Business
Ocean Marine Solutions Ltd: The missing links in Hosa Okunbo’s tale By, Anthony Badmus
Ordinarily, the attempt by Captain Hosa Okunbo to obfuscate the real issues and confuse the public through a massive manipulative media onslaught should be dismissed as a desperate and futile effort to clean his Augean stable. However, the inept and unskillful manner of his media campaign has only revealed to the discerning mind the missing links and his deliberate attempt to sidestep, if not totally avoid, addressing the substance of the issues in contention.
The issues in contention are crystal clear and unambiguous. The deliberate and orchestrated campaign to demonise Tunde Ayeni, a major investor and co-founder of Ocean Marine Services Ltd has failed to achieve its intended purpose but has rather resulted in leaving people wondering why the substance of the critical issues recently brought to fore in the public domain have been intentionally left unattended to.
Captain Okunbo wants Nigerians to believe that Tunde Ayeni has irrationally relinquished his shares in Ocean Marine Services to him. His claims are premised on an illogical notion that a highly discerning and successful entrepreneur such as Tunde Ayeni sold the totality of his over 30% equity stake in OMS, a multi-million dollar going concern valued well in excess of US$100 million, for a paltry sum of N2 billion (US$4.5 million) and a little change. He wants the corporate Nigeria to buy into the false narrative that a business strategy aimed at ensuring that huge debts owed the company was recouped was actually a forfeiture of investment decision, thereby resulting in a situation where he, Okunbo, has become the absolute Lord of the OMS Manor, whilst the man whose idea and contacts gave birth to the investment can take a dive.
However, it is common knowledge that deception has its limits and treachery has its expiry date. Discerning corporate players are not taken in by Okunbo’s wasteful media antics and the attempts to give a bad name to the one on whose back he rode to wealth and stardom. Assuming, without conceding, that his erstwhile Partner’s investments are now his in return for the proverbial bowl of pottage, a la Essau, does that, in any way, extinguish the critical corporate issues bordering on the illicit diversion of OMS’s corporate revenues that Okunbo has been called out to address?
And this is not all. The EFCC is also beaming its searchlight on the company’s $5 million, which Okunbo allegedly singlehandedly withdrew and claimed to have invested in an oil block owned by Star Oil as a 5 per cent stakeholder.

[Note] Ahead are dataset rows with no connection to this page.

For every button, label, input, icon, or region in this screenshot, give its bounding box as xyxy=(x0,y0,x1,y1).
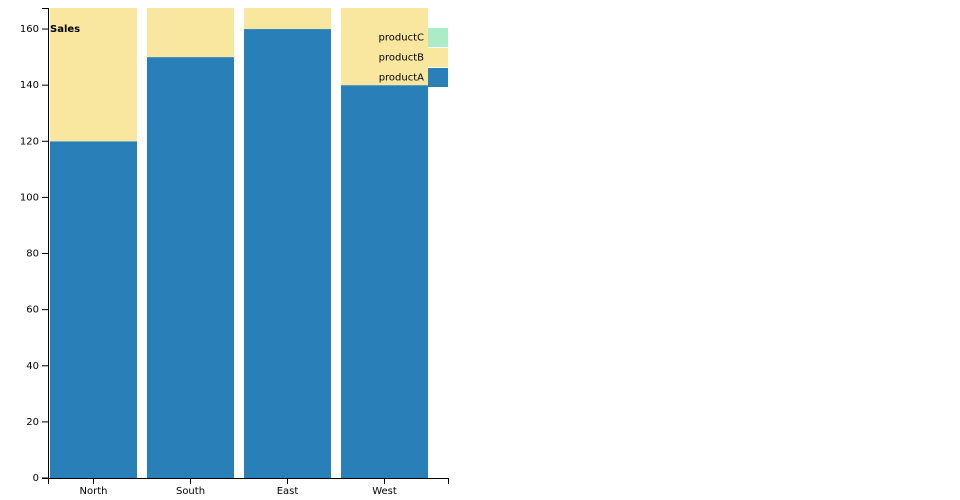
x-tick-label: West xyxy=(372,486,397,497)
legend-swatch xyxy=(428,48,448,67)
bar-segment xyxy=(147,57,234,478)
y-tick-label: 100 xyxy=(20,192,39,203)
y-tick-label: 80 xyxy=(26,249,39,260)
y-tick-label: 120 xyxy=(20,136,39,147)
y-tick-label: 60 xyxy=(26,305,39,316)
y-tick-label: 0 xyxy=(33,473,39,484)
chart-title: Sales xyxy=(50,24,80,35)
legend-label: productA xyxy=(379,73,424,84)
x-tick-label: North xyxy=(80,486,108,497)
legend-swatch xyxy=(428,28,448,47)
legend-swatch xyxy=(428,68,448,87)
y-tick-label: 140 xyxy=(20,80,39,91)
bar-segment xyxy=(341,85,428,478)
bar-segment xyxy=(50,141,137,478)
legend-label: productB xyxy=(379,53,424,64)
x-tick-label: South xyxy=(176,486,205,497)
y-axis xyxy=(42,8,49,479)
bar-segment xyxy=(244,8,331,30)
legend-label: productC xyxy=(379,33,424,44)
bar-segment xyxy=(50,8,137,142)
y-tick-label: 20 xyxy=(26,417,39,428)
bar-segment xyxy=(244,29,331,478)
y-tick-label: 160 xyxy=(20,24,39,35)
x-tick-label: East xyxy=(277,486,299,497)
bar-segment xyxy=(147,8,234,58)
x-axis xyxy=(48,478,449,484)
y-tick-label: 40 xyxy=(26,361,39,372)
bar-segment xyxy=(341,8,428,86)
bars xyxy=(50,8,428,478)
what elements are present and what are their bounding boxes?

Another key issue that will engage the attention of the anti graft agency is the $1 million which the Captain allegedly claimed to have borrowed from the company but which he has refused to pay back. The alleged infractions are legion. How does one justify a claim by a company Chair that he expended $30 million on a film on Oil Spill in the Niger Delta Region and expect investors and, even the long suffering Niger Delta people to be excited?
But the mother of all infractions appears to be Okunbo’s recent political misadventure in Edo State where he threw in an intimidating war chest which unfortunately yielded a colossal failure. An unspecified amount of money estimated at about $18 million allegedly withdrawn from the company’s account, was said to have been expended on that costly political misstep.

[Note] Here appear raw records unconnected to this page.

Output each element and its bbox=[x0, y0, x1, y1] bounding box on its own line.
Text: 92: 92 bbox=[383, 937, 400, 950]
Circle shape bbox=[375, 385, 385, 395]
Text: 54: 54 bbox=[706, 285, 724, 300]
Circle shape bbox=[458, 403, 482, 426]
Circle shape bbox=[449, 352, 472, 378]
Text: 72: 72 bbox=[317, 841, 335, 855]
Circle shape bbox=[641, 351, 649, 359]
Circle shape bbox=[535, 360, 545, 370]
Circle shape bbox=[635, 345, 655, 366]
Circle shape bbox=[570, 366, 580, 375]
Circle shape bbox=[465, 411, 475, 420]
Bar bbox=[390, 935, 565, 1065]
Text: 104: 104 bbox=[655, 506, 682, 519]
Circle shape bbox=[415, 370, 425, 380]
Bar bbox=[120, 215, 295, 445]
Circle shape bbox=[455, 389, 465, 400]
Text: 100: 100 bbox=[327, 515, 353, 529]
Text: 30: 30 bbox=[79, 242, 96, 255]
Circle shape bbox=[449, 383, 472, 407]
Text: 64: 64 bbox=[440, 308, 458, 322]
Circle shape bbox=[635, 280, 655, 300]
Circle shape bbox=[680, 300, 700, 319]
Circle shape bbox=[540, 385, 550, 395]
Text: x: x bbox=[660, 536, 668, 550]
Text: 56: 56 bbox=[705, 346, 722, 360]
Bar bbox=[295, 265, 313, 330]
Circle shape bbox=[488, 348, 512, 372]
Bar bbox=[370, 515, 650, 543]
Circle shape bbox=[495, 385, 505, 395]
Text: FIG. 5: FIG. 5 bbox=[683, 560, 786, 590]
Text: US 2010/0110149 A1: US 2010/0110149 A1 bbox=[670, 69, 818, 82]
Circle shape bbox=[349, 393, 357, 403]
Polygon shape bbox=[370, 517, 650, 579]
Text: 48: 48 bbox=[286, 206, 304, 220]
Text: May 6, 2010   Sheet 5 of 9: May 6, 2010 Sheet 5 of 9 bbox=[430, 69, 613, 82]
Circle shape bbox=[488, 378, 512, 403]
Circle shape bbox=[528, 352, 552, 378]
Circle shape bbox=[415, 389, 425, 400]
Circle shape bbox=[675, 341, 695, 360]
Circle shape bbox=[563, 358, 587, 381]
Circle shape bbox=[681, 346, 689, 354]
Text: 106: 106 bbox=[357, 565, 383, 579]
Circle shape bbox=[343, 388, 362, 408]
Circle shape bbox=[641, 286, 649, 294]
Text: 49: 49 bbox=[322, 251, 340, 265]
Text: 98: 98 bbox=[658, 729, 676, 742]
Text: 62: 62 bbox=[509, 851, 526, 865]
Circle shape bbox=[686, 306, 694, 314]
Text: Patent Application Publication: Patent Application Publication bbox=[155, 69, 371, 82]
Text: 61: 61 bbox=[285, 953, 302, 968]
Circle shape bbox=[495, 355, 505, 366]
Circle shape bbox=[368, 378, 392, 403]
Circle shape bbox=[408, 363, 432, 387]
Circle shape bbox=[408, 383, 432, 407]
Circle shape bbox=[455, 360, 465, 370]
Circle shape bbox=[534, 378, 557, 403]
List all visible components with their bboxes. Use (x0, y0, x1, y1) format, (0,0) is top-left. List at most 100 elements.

The EFCC definitely has its job clearly cut out for it in respect of the many infractions at OMS. Okunbo will be explaining to the anti graft agency why he singlehandedly moved the company’s account from Polaris Bank to StanbicIBTC and thereby abandoning the loan repayment commitment by the company to the consortium of banks that funded the acquisition of Ibadan and Yola Electricity Distribution Companies. The loan currently is about $100 million.
As damning and mind boggling as these issues are, corporate watchers find it strange that at OMS’ so-called Board meeting of December 17 2020, the Board could only have a one line response to the issues raised as follows: “…that its accounts are in good and correct order and its funds are intact and not missing, misappropriated or otherwise mismanaged.” Of course, the so-called Board members are his minions and those with insignificant stakes in the company.
That the ‘Board’ could take such major issues bordering on corporate governance and accountability with such levity and treat Nigerians with such disdain speaks to the mindset of this Lord of the Manor who must have convinced himself that he could get away with any infractions since, in his worldview, everything and everyone has got a price.
But the day of reckoning draws closer and it is just a little more time before Nigerians will find out that some gods truly have feet of clay.